Wednesday, November 3, 2010

Humpty Dumpty playscript


Scene 1


Cast: Humpty Dumpty, Wall, Glue, Soldiers 1,2 and 3, Soldier’s horses


(Humpty Dumpty is sitting on Wall in a field at mid afternoon)


Humpty Dumpty: This wall is very comfortable. Not like the last one. It tried to tip me off, can you believe it?


Wall: I hate eggs sitting on me. It’s not fair! Why don’t you eggs go and sit on something else for a change?


H D: (screwing up his face) Walls are comfy, and chairs hurt me.


(Wall heaves and tries to upturn Humpty Dumpty.)


H D: (screams) Aggh! Help me!


(Humpty Dumpty collapses off Wall and splits)

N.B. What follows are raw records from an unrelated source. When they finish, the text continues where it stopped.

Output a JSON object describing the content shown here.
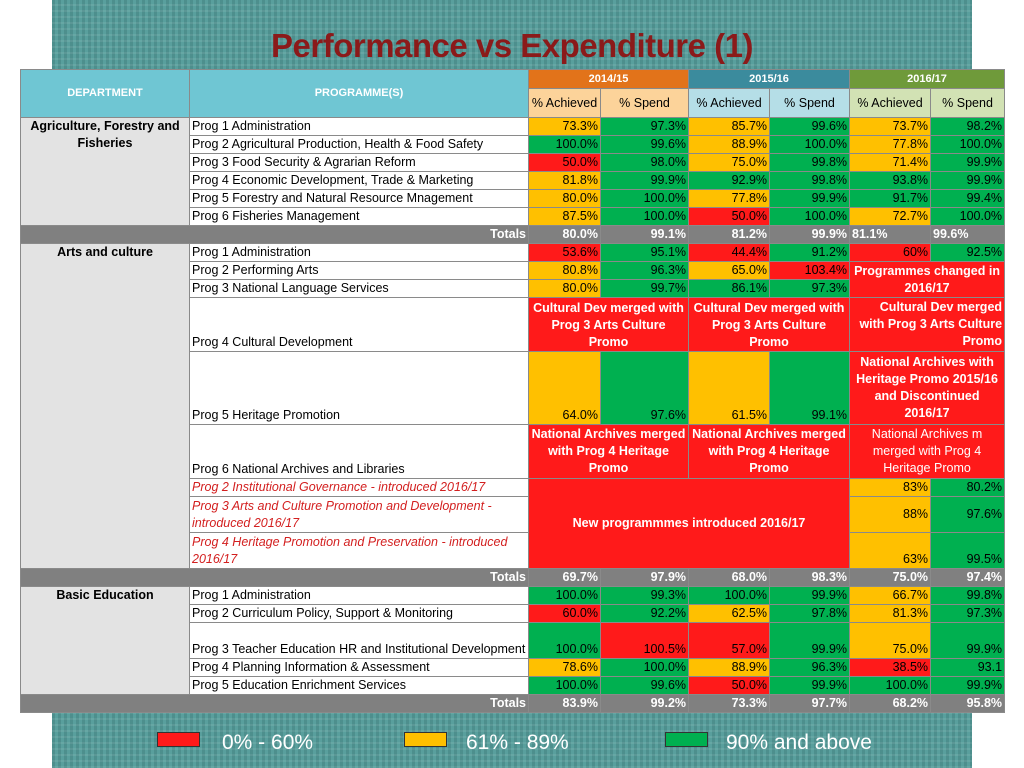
{
  "title": "Performance vs Expenditure (1)",
  "headers": {
    "department": "DEPARTMENT",
    "programmes": "PROGRAMME(S)",
    "years": [
      "2014/15",
      "2015/16",
      "2016/17"
    ],
    "achieved": "% Achieved",
    "spend1": "%  Spend",
    "spend": "% Spend"
  },
  "totals_label": "Totals",
  "agri": {
    "dept": "Agriculture, Forestry and Fisheries",
    "rows": [
      {
        "prog": "Prog 1 Administration",
        "v": [
          "73.3%",
          "97.3%",
          "85.7%",
          "99.6%",
          "73.7%",
          "98.2%"
        ]
      },
      {
        "prog": "Prog 2 Agricultural Production, Health & Food Safety",
        "v": [
          "100.0%",
          "99.6%",
          "88.9%",
          "100.0%",
          "77.8%",
          "100.0%"
        ]
      },
      {
        "prog": "Prog 3 Food Security & Agrarian Reform",
        "v": [
          "50.0%",
          "98.0%",
          "75.0%",
          "99.8%",
          "71.4%",
          "99.9%"
        ]
      },
      {
        "prog": "Prog 4 Economic Development, Trade  & Marketing",
        "v": [
          "81.8%",
          "99.9%",
          "92.9%",
          "99.8%",
          "93.8%",
          "99.9%"
        ]
      },
      {
        "prog": "Prog 5 Forestry and Natural Resource Mnagement",
        "v": [
          "80.0%",
          "100.0%",
          "77.8%",
          "99.9%",
          "91.7%",
          "99.4%"
        ]
      },
      {
        "prog": "Prog 6 Fisheries Management",
        "v": [
          "87.5%",
          "100.0%",
          "50.0%",
          "100.0%",
          "72.7%",
          "100.0%"
        ]
      }
    ],
    "totals": [
      "80.0%",
      "99.1%",
      "81.2%",
      "99.9%",
      "81.1%",
      "99.6%"
    ]
  },
  "arts": {
    "dept": "Arts and culture",
    "p1": {
      "prog": "Prog 1 Administration",
      "v": [
        "53.6%",
        "95.1%",
        "44.4%",
        "91.2%",
        "60%",
        "92.5%"
      ]
    },
    "p2": {
      "prog": "Prog 2 Performing Arts",
      "v": [
        "80.8%",
        "96.3%",
        "65.0%",
        "103.4%"
      ]
    },
    "p3": {
      "prog": "Prog 3 National Language Services",
      "v": [
        "80.0%",
        "99.7%",
        "86.1%",
        "97.3%"
      ]
    },
    "changed_note": "Programmes changed in 2016/17",
    "p4": {
      "prog": "Prog 4 Cultural Development",
      "note1": "Cultural Dev merged with Prog 3 Arts Culture Promo",
      "note2": "Cultural Dev merged with Prog 3 Arts Culture Promo",
      "note3": "Cultural Dev merged with Prog 3 Arts Culture Promo"
    },
    "p5": {
      "prog": "Prog 5 Heritage Promotion",
      "v": [
        "64.0%",
        "97.6%",
        "61.5%",
        "99.1%"
      ],
      "note3": "National Archives with Heritage Promo 2015/16 and Discontinued 2016/17"
    },
    "p6": {
      "prog": "Prog 6 National Archives and Libraries",
      "note1": "National Archives merged with Prog 4 Heritage Promo",
      "note2": "National Archives merged with Prog 4 Heritage Promo",
      "note3": "National Archives m merged with Prog 4 Heritage Promo"
    },
    "new": [
      {
        "prog": "Prog 2 Institutional Governance - introduced 2016/17",
        "v": [
          "83%",
          "80.2%"
        ]
      },
      {
        "prog": "Prog 3 Arts and Culture Promotion and Development  - introduced 2016/17",
        "v": [
          "88%",
          "97.6%"
        ]
      },
      {
        "prog": "Prog 4 Heritage Promotion and Preservation - introduced 2016/17",
        "v": [
          "63%",
          "99.5%"
        ]
      }
    ],
    "new_note": "New programmmes introduced 2016/17",
    "totals": [
      "69.7%",
      "97.9%",
      "68.0%",
      "98.3%",
      "75.0%",
      "97.4%"
    ]
  },
  "edu": {
    "dept": "Basic Education",
    "rows": [
      {
        "prog": "Prog 1 Administration",
        "v": [
          "100.0%",
          "99.3%",
          "100.0%",
          "99.9%",
          "66.7%",
          "99.8%"
        ]
      },
      {
        "prog": "Prog 2 Curriculum Policy, Support & Monitoring",
        "v": [
          "60.0%",
          "92.2%",
          "62.5%",
          "97.8%",
          "81.3%",
          "97.3%"
        ]
      },
      {
        "prog": "Prog 3 Teacher Education HR and Institutional Development",
        "v": [
          "100.0%",
          "100.5%",
          "57.0%",
          "99.9%",
          "75.0%",
          "99.9%"
        ]
      },
      {
        "prog": "Prog 4 Planning Information & Assessment",
        "v": [
          "78.6%",
          "100.0%",
          "88.9%",
          "96.3%",
          "38.5%",
          "93.1"
        ]
      },
      {
        "prog": "Prog 5 Education Enrichment Services",
        "v": [
          "100.0%",
          "99.6%",
          "50.0%",
          "99.9%",
          "100.0%",
          "99.9%"
        ]
      }
    ],
    "totals": [
      "83.9%",
      "99.2%",
      "73.3%",
      "97.7%",
      "68.2%",
      "95.8%"
    ]
  },
  "legend": [
    {
      "label": "0% - 60%",
      "color": "#ff1a1a"
    },
    {
      "label": "61% - 89%",
      "color": "#ffc000"
    },
    {
      "label": "90% and above",
      "color": "#00b050"
    }
  ]
}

Wall: (laughing) You look so hilarious, I'll split my sides laughing!


(Enter Soldiers 1 and 2 with Horses 1 and 2)


Soldier 1: What have we here?


Soldier 2: (happily) Looks like scrambled egg for breakfast.


H D: (annoyed) Don’t just stand there. Help me!


S 1: (suprised) Oh look! It talks!


H D: Obviously.


S 2: GLUE!!!


(Enter Glue with Soldier 3 and Horse 3)


Glue: Sup?


S 2: This stupid egg decided to fall off a wall-


Glue: (cuts him off angrily) I’m sick of fixing stupid eggs that insist on falling off walls! (Turns to Soldier 3) Hey, you! Hold him down.


H D: (Twisting violently) OW! STOP IT! I BEG YOU!


(Soldiers laugh and exit with horses)


Glue: (To Wall, hopefully) Seeing as those guys weren’t very helpful, can you help?


Wall: Nope. I’m very comfortable here, and anyway, what can I do? I’m a wall!


(Wall falls asleep snoring loudly)


Glue: (grumpily) Right. Looks like I’m the only one that can be bothered.


(Glue glues Humpty’s sides together and moves back)


Glue: Perfect. Now, no more walls from now on. Eggs these days!


(Glue exits dragging Humpty behind him. Humpty protests and says things like OW! HELP!